Detecting Emotions in Human Voice

Nineli Lashkarashvili (San Diego State University, Georgia); Lela Mirtskhulava, Lm. (Iv. Javakhishvili Tbilisi State University & San Diego State University Georgia, Georgia)

Expressing emotions is one of the most important factors in human communications. Words are not the only clues for conveying emotional information. Vocal features like timbre, loudness, tone, pitch, and facial expressions play a huge role. If there would be a good tool for recognizing human emotions this would make it possible to acquire machine intelligence with emotional intelligence. In this paper, we conducted extensive analysis of the impact of the number of MFCCs on several models' performances.

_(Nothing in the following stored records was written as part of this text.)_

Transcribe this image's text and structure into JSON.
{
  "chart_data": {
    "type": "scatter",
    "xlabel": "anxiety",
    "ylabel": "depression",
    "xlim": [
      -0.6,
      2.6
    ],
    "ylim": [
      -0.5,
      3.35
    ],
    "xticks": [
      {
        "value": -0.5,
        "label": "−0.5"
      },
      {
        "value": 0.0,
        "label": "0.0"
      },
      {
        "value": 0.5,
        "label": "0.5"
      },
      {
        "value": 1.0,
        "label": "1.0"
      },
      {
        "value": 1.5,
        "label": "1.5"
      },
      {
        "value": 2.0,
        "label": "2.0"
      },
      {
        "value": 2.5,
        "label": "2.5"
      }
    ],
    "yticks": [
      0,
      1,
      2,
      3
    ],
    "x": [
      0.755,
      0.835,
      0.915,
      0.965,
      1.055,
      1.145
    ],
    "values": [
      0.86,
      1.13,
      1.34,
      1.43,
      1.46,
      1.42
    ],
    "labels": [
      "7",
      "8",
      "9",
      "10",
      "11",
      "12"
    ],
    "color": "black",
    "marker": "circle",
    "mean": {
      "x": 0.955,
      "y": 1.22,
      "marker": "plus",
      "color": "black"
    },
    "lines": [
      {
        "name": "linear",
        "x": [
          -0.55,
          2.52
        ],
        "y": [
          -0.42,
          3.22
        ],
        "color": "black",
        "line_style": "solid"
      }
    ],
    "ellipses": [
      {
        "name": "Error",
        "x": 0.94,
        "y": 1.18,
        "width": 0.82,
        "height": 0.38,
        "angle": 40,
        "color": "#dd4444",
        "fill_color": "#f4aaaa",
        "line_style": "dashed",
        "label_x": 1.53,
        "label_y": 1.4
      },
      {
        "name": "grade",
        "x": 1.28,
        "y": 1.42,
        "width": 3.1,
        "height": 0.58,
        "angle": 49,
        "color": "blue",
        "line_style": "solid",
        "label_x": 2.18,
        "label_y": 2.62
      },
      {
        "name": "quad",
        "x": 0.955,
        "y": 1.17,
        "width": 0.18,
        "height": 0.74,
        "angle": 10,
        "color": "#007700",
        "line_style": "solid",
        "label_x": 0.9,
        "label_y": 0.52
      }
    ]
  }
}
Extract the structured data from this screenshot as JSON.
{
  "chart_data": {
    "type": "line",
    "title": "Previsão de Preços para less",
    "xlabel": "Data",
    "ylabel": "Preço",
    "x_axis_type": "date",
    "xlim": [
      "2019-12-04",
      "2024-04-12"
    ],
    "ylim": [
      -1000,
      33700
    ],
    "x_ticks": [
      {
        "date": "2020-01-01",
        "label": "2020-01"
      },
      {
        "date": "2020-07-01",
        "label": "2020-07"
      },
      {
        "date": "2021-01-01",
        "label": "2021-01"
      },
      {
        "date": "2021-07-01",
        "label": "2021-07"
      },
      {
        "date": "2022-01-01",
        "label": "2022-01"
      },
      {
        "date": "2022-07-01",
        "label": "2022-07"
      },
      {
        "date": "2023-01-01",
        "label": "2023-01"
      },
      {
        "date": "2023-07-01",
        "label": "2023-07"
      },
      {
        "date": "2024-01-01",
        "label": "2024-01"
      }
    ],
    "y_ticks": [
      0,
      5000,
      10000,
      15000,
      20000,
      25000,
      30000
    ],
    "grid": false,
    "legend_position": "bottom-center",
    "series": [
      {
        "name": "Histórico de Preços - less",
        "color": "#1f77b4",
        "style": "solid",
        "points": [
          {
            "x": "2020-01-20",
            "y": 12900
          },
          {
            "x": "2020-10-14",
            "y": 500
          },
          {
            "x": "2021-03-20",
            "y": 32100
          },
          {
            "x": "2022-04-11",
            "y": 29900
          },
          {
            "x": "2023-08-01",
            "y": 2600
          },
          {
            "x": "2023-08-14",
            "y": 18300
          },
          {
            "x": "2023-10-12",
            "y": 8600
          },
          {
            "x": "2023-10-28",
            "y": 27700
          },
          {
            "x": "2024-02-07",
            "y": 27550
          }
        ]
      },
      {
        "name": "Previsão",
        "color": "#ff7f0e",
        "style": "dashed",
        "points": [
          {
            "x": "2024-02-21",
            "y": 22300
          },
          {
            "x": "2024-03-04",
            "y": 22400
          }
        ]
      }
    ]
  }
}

We created 3 different models for this task: 2D Convolutional Neural Network with 4 convolution blocks and the LSTM and GRU models consisting of 256 neurons. We used the Ryerson Audio-Visual Database of Emotional Speech and Song (RAVDESS) for training the models. We compare our models with the previous results and find that our best model for speech dataset has a 19% improvement. Two of our models for the song dataset achieved 78.4% accuracy.

Journal: International Journal of Simulation- Systems, Science and Technology- IJSSST V22

Published: no date/time given

DOI: 10.5013/IJSSST.a.22.01.03